Why have pasta on its own when you can have it encased in pastry?
One day, I inexplicably felt like making a pie with a spaghetti filling. This filling would have been a fine dinner on its own. I may have had too much time on my hands to think of putting it in a pie, not something that happens often!
This was one of those weird ideas that worked out really well. Is spaghetti pie even a thing? I have seen it as a crust but not a filling.
Sylvia thought this idea was hilarious and loved the end product. Peter thought I had gone completely around the bend, but also loved the end product. Lexie was too confused to even try it!
This pie is definitely comfort food, and fun to make and eat!
Vegan Spaghetti Pie
Pastry (slightly adapted from barley poppy seed crust from Vegan Lunch Box)
2 cups plain flour
1 cup wholemeal flour
1/2 tsp baking soda
1/2 tsp salt
1/2 cup canola oil
1/2 cup water
1 tbsp apple cider vinegar
approx half a packet of angel hair pasta (about 250g I think)
2 tbsp olive oil
2 cloves garlic, minced
2 carrots, peeled and grated
2 zucchinis, grated
approx 2 cups passata/tomato cooking sauce
dried basil and oregano to taste
2 tsp sugar
salt to taste
2 tbsp vegan margarine
2 tbsp plain flour
approx 1 cup non-dairy milk
dash of garlic powder and salt to taste
Preheat oven to 190C.
Make the pastry: Combine flours, baking soda and salt in a large bowl. Add the oil and mix with your fingers until the flour has formed small crumbs. Add the water and vinegar and stir with your fingers until the dough holds together. Knead the dough a few times and divide into two pieces. Roll out each piece on a floured surface to fit your pie dish and line your pie dish with one of them. Put the other crust aside and make your filling.

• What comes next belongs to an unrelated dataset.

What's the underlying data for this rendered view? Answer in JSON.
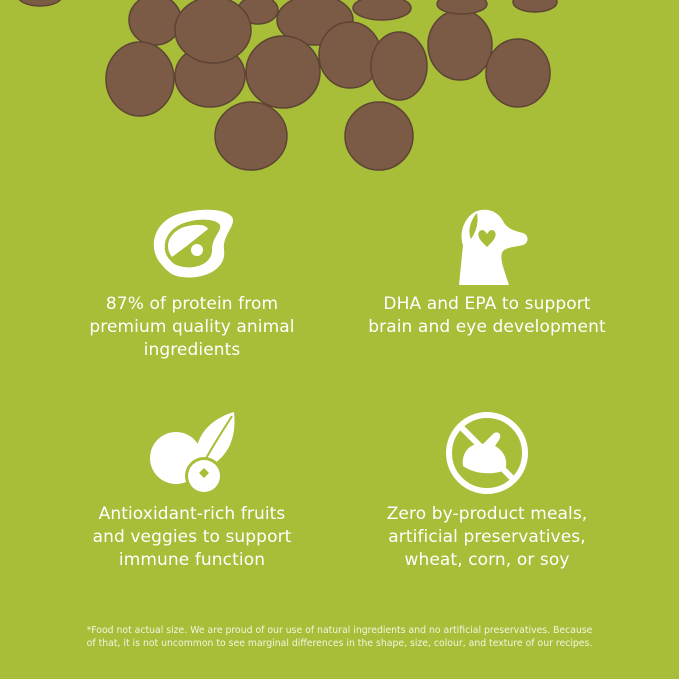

Filling: Cook the pasta - this only takes two minutes - and put aside. Heat the oil in a large saucepan and fry the garlic, carrot and zucchini for about 10 minutes. Add the passata, herbs, sugar and salt and cook for a few more minutes. Add the pasta and combine. If you want it a bit more saucy add some more passata, but you don't want it too runny.
Make the white sauce: Melt the margarine in a small saucepan. Add the flour and garlic powder and cook on low heat for a minute or two. Slowly whisk in the milk, only adding enough to reach desired consistency, until it thickens but is not too gluggy. Add salt to taste.
Fill the pie with the spaghetti mixture, spread the white sauce over the top and top with piecrust. Cut a small slit in the centre of the pie.
Bake for about 35 minutes until lightly browned.